Google’s next major AI model has arrived to combat a slew of new offerings from OpenAI, TechCrunch reported.
On Wednesday, Google announced Gemini 2.0 Flash, which the company says can natively generate images and audio in addition to text. 2.0 Flash can also use third-party apps and services, allowing it to tap into Google Search, execute code, and more.
An experimental release of 2.0 Flash will be available through the Gemini API and Google’s AI developer platforms AI Studio and Vertex AI, starting today. However, the audio and image generation capabilities are launching only for “early access partners” ahead of a wide rollout in January.
In the coming months, Google says that it’ll bring 2.0 Flash in a range of flavors to products like Android Studio, Chrome, DevTools, Firebase, Gemini Code Assist, and others.
The production version of 2.0 Flash will land in January. But in the meantime, Google is releasing an API, the Multimodal Live API, to help developers build app with real-time audio and video streaming functionality.
Google https://blog.google/products/gemini/google-gemini-ai-collection-2024/ posted “Gemini 2.0: Our latest, most capable AI model yet.”
Today, we’re announcing Gemini 2.0 — our most capable AI model yet, designed for the agent era. Gemini 2.0 has new capabilities, like multimodal output with native image generation and audio output, and native tools including Google Search and Maps.
We’re releasing an experimental version of Gemini 2.0 Flash, our workhorse model with low latency and enhanced performance. Developers can start building with this model in the Gemini API via Google AI Studio and Vertex AI. And Gemini and Gemini Advanced users globally can try out a chat optimized version of Gemini 2.0 by selecting it in the model dropdown on desktop.
We’re also using Gemini 2.0 in new research prototypes including Project Astra, which explores the future capabilities of a universal AI assistant; Project Mariner, an early prototype capable of taking actions in Chrome as an experimental extension; and Jules, an experimental AI-powered code agent.
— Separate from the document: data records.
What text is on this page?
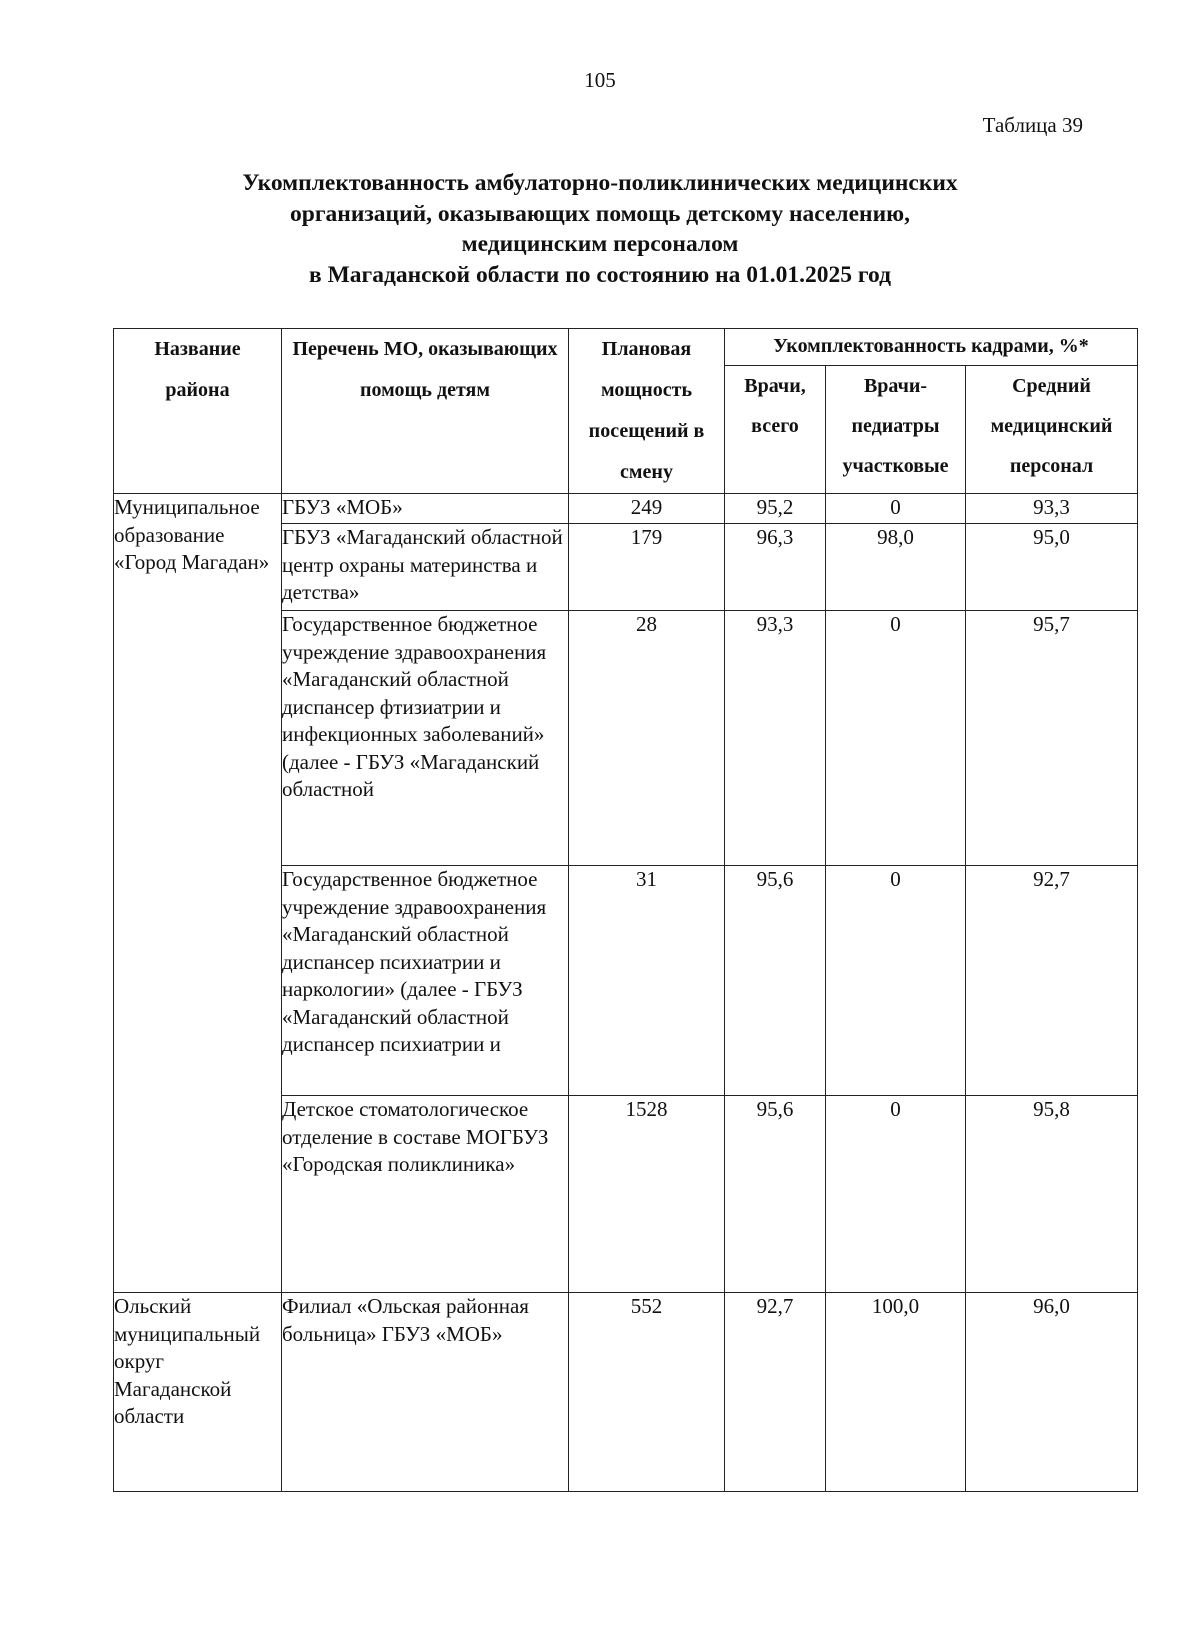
105
Таблица 39
Укомплектованность амбулаторно-поликлинических медицинских
организаций, оказывающих помощь детскому населению,
медицинским персоналом
в Магаданской области по состоянию на 01.01.2025 год
Название района	Перечень МО, оказывающих помощь детям	Плановая мощность посещений в смену	Укомплектованность кадрами, %*		
			Врачи, всего	Врачи-педиатры участковые	Средний медицинский персонал
Муниципальное образование «Город Магадан»	ГБУЗ «МОБ»	249	95,2	0	93,3
	ГБУЗ «Магаданский областной центр охраны материнства и детства»	179	96,3	98,0	95,0
	Государственное бюджетное учреждение здравоохранения «Магаданский областной диспансер фтизиатрии и инфекционных заболеваний» (далее - ГБУЗ «Магаданский областной	28	93,3	0	95,7
	Государственное бюджетное учреждение здравоохранения «Магаданский областной диспансер психиатрии и наркологии» (далее - ГБУЗ «Магаданский областной диспансер психиатрии и	31	95,6	0	92,7
	Детское стоматологическое отделение в составе МОГБУЗ «Городская поликлиника»	1528	95,6	0	95,8
Ольский муниципальный округ Магаданской области	Филиал «Ольская районная больница» ГБУЗ «МОБ»	552	92,7	100,0	96,0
We continue to prioritize safety and responsibility with these projects, which is why we’re taking an exploratory and gradual approach to development, including working with trusted testers.
Engadget reported: The battle for AI supremacy is heating up. Almost exactly a week after OpenAI made its o1 model available to the public, Google today is offering a preview of its next-generation Gemini 2.0 model.
In a blog post attributed to Google CEO Sundar Pichai, the company says 2.0 is its most capable model yet, with the algorithm offering native support for image and audio output.
“It will enable us to build new AI agents that bring us closer to our vision of a universal assistant,” says Pichai.
Google is doing something different with Gemini 2.0. Rather than starting today’s preview by first offering its most advanced version of the model, Gemini 2.0 Pro, the search giant is instead kicking things off with 2.0 Flash.
As of today, the more efficient (and affordable) model is available to all Gemini users. If you want to try it yourself, you can enable Gemini 2.0 from the dropdown menu in the Gemini web client, with availability within the mobile app coming soon.
In my opinion, it will be interesting to see what Google wants to do with its Gemini 2.0. It seems like several other companies are working hard to create the best AI bot.